Le blocage récent du site Japscan par la justice française marque un tournant dans la guerre menée par les éditeurs contre le piratage de mangas. Cette décision, attendue depuis des années, intervient dans un contexte de contraction du marché, où la protection des ayants droit est devenue prioritaire.
Piratage de mangas : une pratique de masse en France
Japscan proposait plus de 13 000 titres, incluant mangas, manhwas, manhuas, BD occidentales et comics, et rassemblait chaque mois près de 700 000 visiteurs uniques en France. Selon une étude Mangas.io, 83% des lecteurs de mangas consultent, au moins occasionnellement, des sites pirates — un chiffre qui illustre l’ampleur du phénomène dans l’Hexagone.

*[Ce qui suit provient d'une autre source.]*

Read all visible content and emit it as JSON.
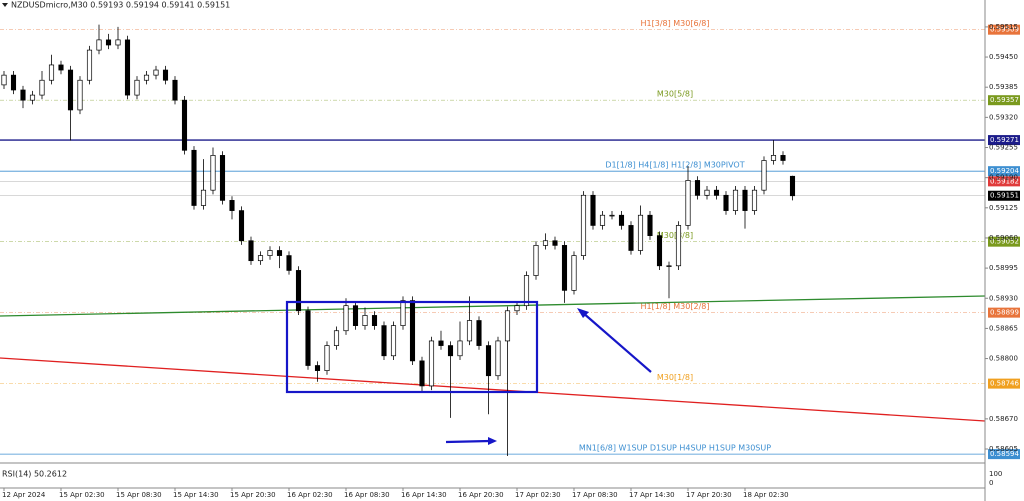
{
  "chart_data": {
    "type": "candlestick",
    "title": "NZDUSDmicro,M30  0.59193 0.59194 0.59141 0.59151",
    "ylim": [
      0.58577,
      0.59573
    ],
    "yticks": [
      0.59515,
      {
        "value": 0.5945,
        "label": "0.59450"
      },
      0.59385,
      {
        "value": 0.5932,
        "label": "0.59320"
      },
      0.59255,
      {
        "value": 0.5919,
        "label": "0.59190"
      },
      0.59125,
      {
        "value": 0.5906,
        "label": "0.59060"
      },
      0.58995,
      {
        "value": 0.5893,
        "label": "0.58930"
      },
      0.58865,
      {
        "value": 0.588,
        "label": "0.58800"
      },
      {
        "value": 0.5867,
        "label": "0.58670"
      },
      0.58605
    ],
    "xlabels": [
      "12 Apr 2024",
      "15 Apr 02:30",
      "15 Apr 08:30",
      "15 Apr 14:30",
      "15 Apr 20:30",
      "16 Apr 02:30",
      "16 Apr 08:30",
      "16 Apr 14:30",
      "16 Apr 20:30",
      "17 Apr 02:30",
      "17 Apr 08:30",
      "17 Apr 14:30",
      "17 Apr 20:30",
      "18 Apr 02:30"
    ],
    "series": {
      "open": [
        0.5939,
        0.59411,
        0.59379,
        0.59357,
        0.59368,
        0.594,
        0.59433,
        0.59422,
        0.59336,
        0.594,
        0.59465,
        0.59487,
        0.59476,
        0.59487,
        0.59368,
        0.594,
        0.59411,
        0.59422,
        0.594,
        0.59357,
        0.59249,
        0.5913,
        0.59163,
        0.59238,
        0.59141,
        0.59119,
        0.59054,
        0.59011,
        0.59022,
        0.59033,
        0.59022,
        0.5899,
        0.58903,
        0.58785,
        0.58774,
        0.58828,
        0.5886,
        0.58914,
        0.58871,
        0.58893,
        0.58871,
        0.58806,
        0.58871,
        0.58925,
        0.58795,
        0.58741,
        0.58838,
        0.58828,
        0.58806,
        0.58838,
        0.58882,
        0.58828,
        0.58763,
        0.58838,
        0.58903,
        0.58914,
        0.58979,
        0.59044,
        0.59054,
        0.59044,
        0.58947,
        0.59022,
        0.59152,
        0.59087,
        0.59109,
        0.59109,
        0.59087,
        0.59033,
        0.59109,
        0.59065,
        0.59,
        0.59,
        0.59087,
        0.59184,
        0.59152,
        0.59163,
        0.59152,
        0.59119,
        0.59163,
        0.59119,
        0.59163,
        0.59227,
        0.59238,
        0.59193
      ],
      "high": [
        0.5942,
        0.5942,
        0.59388,
        0.59377,
        0.5942,
        0.59455,
        0.59442,
        0.59431,
        0.59409,
        0.59474,
        0.5952,
        0.595,
        0.59515,
        0.59496,
        0.59409,
        0.5942,
        0.59431,
        0.59431,
        0.59409,
        0.59366,
        0.59258,
        0.5923,
        0.59255,
        0.59247,
        0.5915,
        0.59128,
        0.59063,
        0.59031,
        0.59042,
        0.59042,
        0.59031,
        0.58999,
        0.58912,
        0.58794,
        0.58837,
        0.58869,
        0.5893,
        0.58923,
        0.5891,
        0.58902,
        0.5888,
        0.5888,
        0.58934,
        0.58934,
        0.58804,
        0.58847,
        0.5886,
        0.58837,
        0.5888,
        0.58934,
        0.58891,
        0.58837,
        0.58847,
        0.58912,
        0.58923,
        0.58988,
        0.59053,
        0.5907,
        0.59063,
        0.59053,
        0.59031,
        0.59161,
        0.59161,
        0.59118,
        0.59118,
        0.59118,
        0.59096,
        0.5913,
        0.59118,
        0.59074,
        0.59009,
        0.59096,
        0.59215,
        0.59193,
        0.59172,
        0.59172,
        0.59161,
        0.59172,
        0.59172,
        0.59172,
        0.59236,
        0.59271,
        0.59247,
        0.59194
      ],
      "low": [
        0.59381,
        0.5937,
        0.5934,
        0.59348,
        0.59359,
        0.59391,
        0.59413,
        0.5927,
        0.59327,
        0.59391,
        0.59456,
        0.59467,
        0.59467,
        0.59359,
        0.59359,
        0.59391,
        0.59402,
        0.59391,
        0.59348,
        0.5924,
        0.59121,
        0.59121,
        0.59154,
        0.59132,
        0.591,
        0.59045,
        0.59002,
        0.59002,
        0.59013,
        0.58995,
        0.58981,
        0.58894,
        0.58776,
        0.5875,
        0.58765,
        0.58819,
        0.58851,
        0.58862,
        0.58862,
        0.58862,
        0.58797,
        0.58797,
        0.58862,
        0.58786,
        0.5873,
        0.58732,
        0.58819,
        0.58672,
        0.58797,
        0.58829,
        0.58819,
        0.5868,
        0.58754,
        0.5859,
        0.58894,
        0.58905,
        0.5897,
        0.59035,
        0.59035,
        0.5892,
        0.58938,
        0.59013,
        0.59078,
        0.59078,
        0.591,
        0.59078,
        0.59024,
        0.59024,
        0.59056,
        0.58991,
        0.5893,
        0.58991,
        0.59078,
        0.59143,
        0.59143,
        0.59143,
        0.5911,
        0.5911,
        0.5908,
        0.5911,
        0.59154,
        0.59218,
        0.59218,
        0.59141
      ],
      "close": [
        0.59411,
        0.59379,
        0.59357,
        0.59368,
        0.594,
        0.59433,
        0.59422,
        0.59336,
        0.594,
        0.59465,
        0.59487,
        0.59476,
        0.59487,
        0.59368,
        0.594,
        0.59411,
        0.59422,
        0.594,
        0.59357,
        0.59249,
        0.5913,
        0.59163,
        0.59238,
        0.59141,
        0.59119,
        0.59054,
        0.59011,
        0.59022,
        0.59033,
        0.59022,
        0.5899,
        0.58903,
        0.58785,
        0.58774,
        0.58828,
        0.5886,
        0.58914,
        0.58871,
        0.58893,
        0.58871,
        0.58806,
        0.58871,
        0.58925,
        0.58795,
        0.58741,
        0.58838,
        0.58828,
        0.58806,
        0.58838,
        0.58882,
        0.58828,
        0.58763,
        0.58838,
        0.58903,
        0.58914,
        0.58979,
        0.59044,
        0.59054,
        0.59044,
        0.58947,
        0.59022,
        0.59152,
        0.59087,
        0.59109,
        0.59109,
        0.59087,
        0.59033,
        0.59109,
        0.59065,
        0.59,
        0.59,
        0.59087,
        0.59184,
        0.59152,
        0.59163,
        0.59152,
        0.59119,
        0.59163,
        0.59119,
        0.59163,
        0.59227,
        0.59238,
        0.59227,
        0.59151
      ]
    },
    "levels": [
      {
        "value": 0.59509,
        "label": "H1[3/8] M30[6/8]",
        "color": "#e8743b",
        "line": "dashed"
      },
      {
        "value": 0.59357,
        "label": "M30[5/8]",
        "color": "#7a9a1e",
        "line": "dashed"
      },
      {
        "value": 0.59271,
        "color": "#1c1c8a",
        "line": "solid"
      },
      {
        "value": 0.59204,
        "label": "D1[1/8] H4[1/8] H1[2/8] M30PIVOT",
        "color": "#3d8fd1",
        "line": "solid"
      },
      {
        "value": 0.59182,
        "color": "#e03b3b",
        "line": "faint"
      },
      {
        "value": 0.59151,
        "color": "#000000",
        "line": "faint"
      },
      {
        "value": 0.59052,
        "label": "M30[3/8]",
        "color": "#7a9a1e",
        "line": "dashed"
      },
      {
        "value": 0.58899,
        "label": "H1[1/8] M30[2/8]",
        "color": "#e8743b",
        "line": "dashed"
      },
      {
        "value": 0.58746,
        "label": "M30[1/8]",
        "color": "#f0a020",
        "line": "dashed"
      },
      {
        "value": 0.58594,
        "label": "MN1[6/8] W1SUP D1SUP H4SUP H1SUP M30SUP",
        "color": "#3d8fd1",
        "line": "solid"
      }
    ],
    "rsi": {
      "label": "RSI(14) 50.2612",
      "ticks": [
        "100",
        "0"
      ]
    }
  }
}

Cette pratique affecte directement les ventes : le marché du manga, en repli, a vu son chiffre d’affaires chuter de 13% en 2023 puis de 4% en 2024, et la baisse atteint 9,3% en volume pour le seul secteur éditorial mangas sur l’année 2024.
Les éditeurs français s’unissent contre Japscan
Pour la première fois, huit grandes maisons d’édition (Casterman, Delcourt-Tonkam, Glénat, Kana, Ki-oon, Kurokawa, Panini Manga, Pika) ont joint leurs forces au Syndicat national de l’édition (SNE) et à Crunchyroll pour obtenir, le 23 juillet 2025, une ordonnance judiciaire de blocage de Japscan et de ses sous-domaines.

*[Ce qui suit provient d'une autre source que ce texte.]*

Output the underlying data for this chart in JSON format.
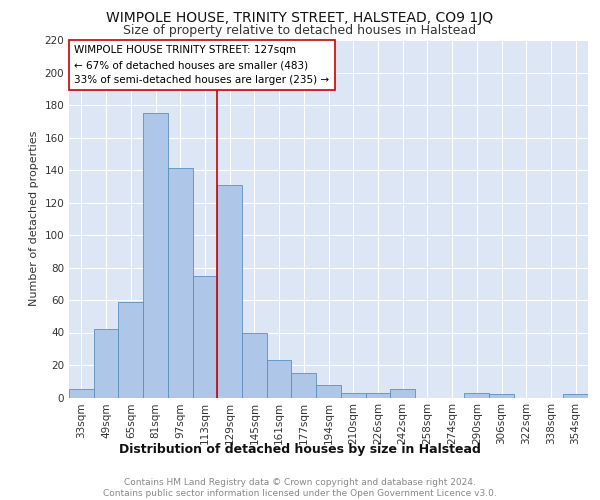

Tous les grands fournisseurs d’accès à Internet (Orange, SFR, Free, Bouygues Telecom) ont ainsi reçu l’obligation de couper techniquement l’accès à ces adresses pour une durée de 18 mois.
Outre cette action inédite, le SNE appelle désormais à un renforcement du cadre légal pour permettre d’élargir plus rapidement ces blocages à d’autres domaines miroirs, et sollicite l’appui de l’ARCOM, à l’image de ce qui se fait pour le cinéma ou la musique.
Limites techniques et moyens de contournement
Le blocage par DNS et filtrage de nom de domaine reste aisément contournable par des moyens connus (VPN, changement de DNS ou multiplication d’URL alternatives). Si les sites pirates continuent à adapter leurs stratégies pour rester accessibles, des mécanismes d’actualisation des listes noires et de pressions sur les VPN se mettent progressivement en place afin de limiter les contournements à grande échelle.
Modèle économique des sites pirates : une illusion de gratuité
Japscan générait des revenus importants grâce à la publicité invasive et à des abonnements permettant de la retirer, tout en poursuivant une activité illicite et non rémunératrice pour les ayants droit.
Le site mettait en avant une justification « informative » et encourageait, dans ses mentions, l’achat des versions officielles, mais cette communication ne légitime en rien la violation des droits d’auteur.
Alternatives légales et enjeux pour la filière
La multiplication d’offres légales (Mangas.io, Manga Plus, Izneo) vise à répondre à la demande croissante pour du contenu rapide et accessible, proposant abonnements ou achats à l’unité sur mobile et tablette.
Les éditeurs insistent sur la nécessité de sensibiliser les 7 millions de lecteurs réguliers français à l’importance du respect de la chaîne du livre afin de garantir l’avenir de la diversité culturelle et la rémunération des créateurs.
Enfin, le blocage de Japscan, même s’il n’éradique pas le piratage, pose un nouveau jalon décisif dans la protection de la création. Il ouvre aussi la voie à une intensification des actions collectives et à un débat renouvelé sur la valorisation du manga, la légalité du numérique et les alternatives pour les lecteurs à la recherche d’un accès rapide, abordable et respectueux du droit d’auteur.